HERMAN is the youngest group leader to get into the Top
Ten for ages, and as such you'd think he had some visions of grandeur. Not a big of it.

    He talks about the pop business rather like a cynic, doesn't reckon London all that highly and admits all sorts of things that he really shouldn't.
    For instance, when I met him at his publicist's office, we went on to the roof and I asked him if he felt good about being a big hit.
    "No," he replied. "Anyone can be a hit these days in this business, can't they? You don't have to be great or a big talent to do it."
    He saw a workman many feet below and dared me: "i bet you can't hit him with something from here before he moves."
    Herman, who obviously hasn't realised his success yet, got into pop singing by a rather roundabout way.
    "I went to Manchester School of Music because my parents thought I needed piano lessons. They're piano fanatics," he said, the hot sun beating down on his head. "Then the people there decided I needed drama studies.
    "Then they thought I needed singing lessons, so I did that.

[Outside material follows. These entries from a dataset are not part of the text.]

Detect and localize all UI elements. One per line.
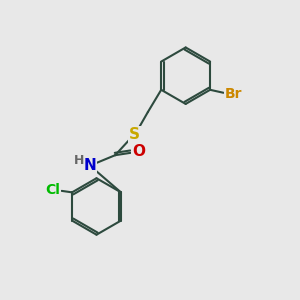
Text: N: N (83, 158, 96, 173)
Text: Cl: Cl (45, 183, 60, 197)
Text: H: H (74, 154, 84, 167)
Text: O: O (132, 144, 145, 159)
Text: Br: Br (225, 87, 243, 101)
Text: S: S (129, 127, 140, 142)
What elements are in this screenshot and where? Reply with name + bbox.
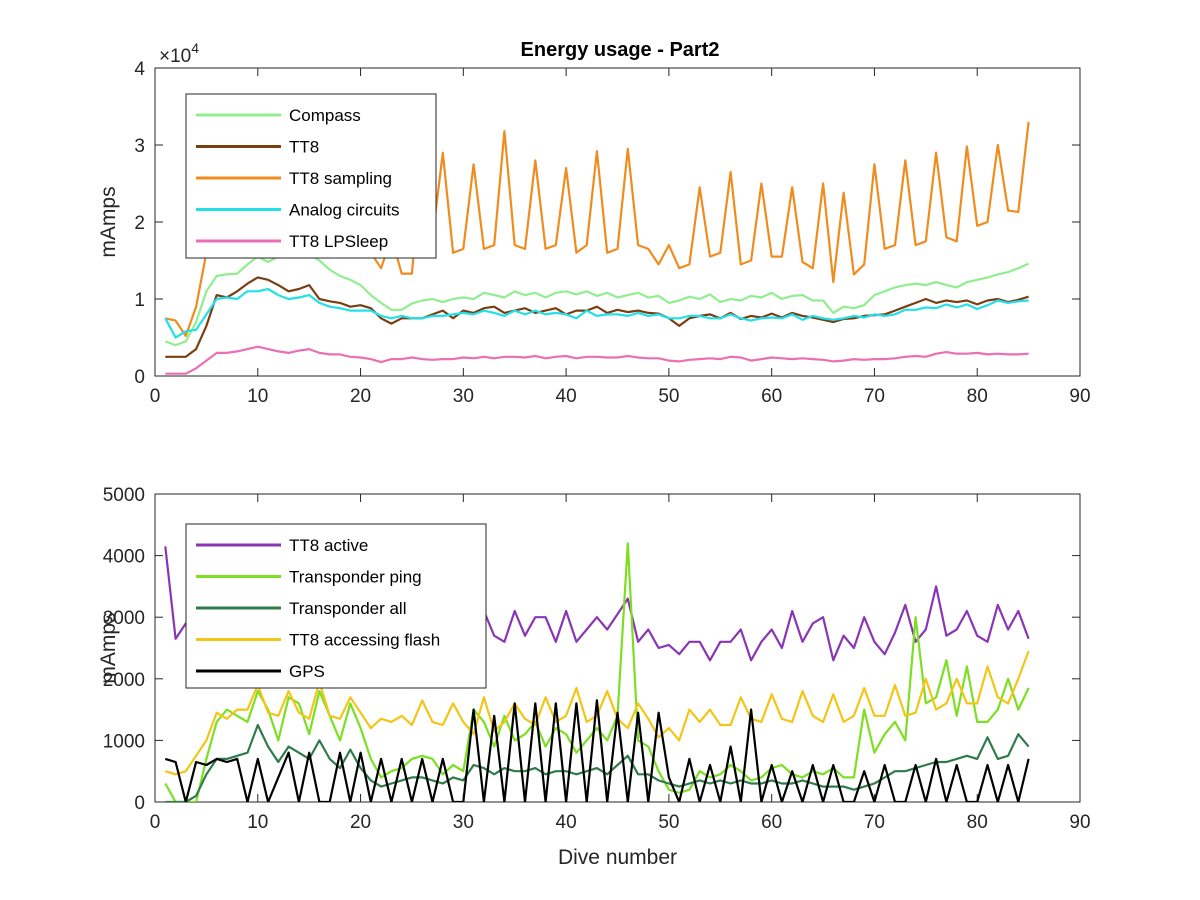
y-tick-label: 1000 [103,731,145,752]
legend-label: GPS [289,662,325,681]
y-axis-label: mAmps [97,186,120,257]
series-line-transponder-ping [164,542,1030,802]
x-tick-label: 0 [150,812,161,833]
legend: TT8 active Transponder ping Transponder al… [185,523,487,689]
x-tick-label: 0 [150,386,161,407]
legend-label: Transponder ping [289,568,422,587]
x-tick-label: 70 [864,812,885,833]
x-tick-label: 70 [864,386,885,407]
x-tick-label: 80 [967,812,988,833]
y-tick-label: 3 [134,136,145,157]
x-tick-label: 30 [453,812,474,833]
series-line-gps [164,699,1030,802]
x-tick-label: 60 [761,812,782,833]
x-tick-label: 60 [761,386,782,407]
y-axis-label: mAmps [97,612,120,683]
x-tick-label: 20 [350,812,371,833]
y-tick-label: 3000 [103,608,145,629]
y-exponent-power: 4 [191,40,199,56]
series-line-tt8-lpsleep [165,345,1029,375]
y-tick-label: 2 [134,213,145,234]
x-tick-label: 10 [247,386,268,407]
x-tick-label: 50 [658,386,679,407]
legend-label: Analog circuits [289,201,400,220]
y-tick-label: 0 [134,367,145,388]
legend-label: TT8 sampling [289,169,392,188]
legend-label: TT8 accessing flash [289,631,440,650]
x-tick-label: 80 [967,386,988,407]
chart-title: Energy usage - Part2 [521,39,720,61]
legend-label: TT8 [289,138,319,157]
legend-label: Compass [289,106,361,125]
top-energy-plot: 0 10 20 30 40 50 60 70 80 9001234×104mAmpsCompass… [97,40,1091,407]
legend-box [185,93,437,259]
y-tick-label: 0 [134,793,145,814]
y-tick-label: 5000 [103,485,145,506]
y-tick-label: 4 [134,59,145,80]
x-tick-label: 20 [350,386,371,407]
series-line-tt8-accessing-flash [164,650,1030,776]
x-axis-label: Dive number [558,846,677,869]
x-tick-label: 10 [247,812,268,833]
x-tick-label: 30 [453,386,474,407]
x-tick-label: 50 [658,812,679,833]
series-line-analog-circuits [164,287,1029,339]
legend-box [185,523,487,689]
legend-label: TT8 active [289,536,368,555]
series-line-tt8 [165,276,1029,358]
y-tick-label: 4000 [103,547,145,568]
y-tick-label: 2000 [103,670,145,691]
legend-label: TT8 LPSleep [289,232,388,251]
y-tick-label: 1 [134,290,145,311]
legend: Compass TT8 TT8 sampling Analog circuits TT8… [185,93,437,259]
x-tick-label: 40 [556,386,577,407]
x-tick-label: 90 [1069,386,1090,407]
bottom-energy-plot: 0 10 20 30 40 50 60 70 80 90 0 1000 2000 3000 4000 5000… [97,485,1091,869]
legend-label: Transponder all [289,599,407,618]
series-line-transponder-all [165,723,1030,802]
x-tick-label: 90 [1069,812,1090,833]
x-tick-label: 40 [556,812,577,833]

A singing actor was needed for the 'Knight Errant' TV programme, and I got the part, then I played Len Fairclough's son's part in 'Coronation Street.' when it had just started.
    "One night, a group I knew needed a singer to stand in for their regular who was ill, so I did it and they kept me on. Then our managers invited Mickie Most to come and listend to us and he recorded us."
    Herman's cute Mancurian accent added something to his seemingly endless narrative. While a photographer made him fit himself into a number of improbable poses very near the roof edge, we spoke further.
    "I've been to London before, to look at things," Herman told me. "I went round a lot of the clubs, but I don't like them. There's one in Soho where a lot of stars were made. Have you been there?"

Drag
    I said I had, and Herman continued: "Well, I reckon it's a drag. The clubs in Manchester are far better. Haven't you been to them? You should."
    When he was only 13 or 14, Herman used to tell lies about his age so that he could become a Patrol leader in the Boy Scouts. He remembers that organisation as a great time. He's an adventurer and sometimes wishes he could do some of the Scout things again.
 

    "once, me and a friend went round the Continent to France, Belgium and other places," he said eagerly. "Trouble was, we had too much money. Anytime we wanted to ride anywhere or buy anything, we could. If we'd have been broke, it would have been better."
    After achieving his big hit with "I'm Into Something Good," loads of offers have been pouring in for Herman and the Hermits. I wondered what it had been like for him a few years ago when he first appeared on TV.
    "I felt like I wanted to go and sit in a small room on my own," he said. "Wouldn't you?"
    Herman is very slim and displays a confidence that may be a front. There is this big idea about new singers being full of their own importance that doesn't seem to apply to him.
    Pop groups spend a lot of their hectic lives rushing around in vans and living in hotels. They often wake up in the morning feeling like nothing on earth. Strangely, this sort of thing appeals to Herman.
    "It's great," he enthused. "No two days are the same in this business, you never know what's going to happen. It's all a big laugh!"
    Uncertainty seems to be a keyword in Herman's life. He's used to other people making the decisions for him - though he refuses to admit that he makes none himself - and he doesn't expect to be a singer for ever.
    "People in this business always seem to end up making films. I've acted before, so I'm half way there. I think I could be an actor if I wasn't a singer," he ended.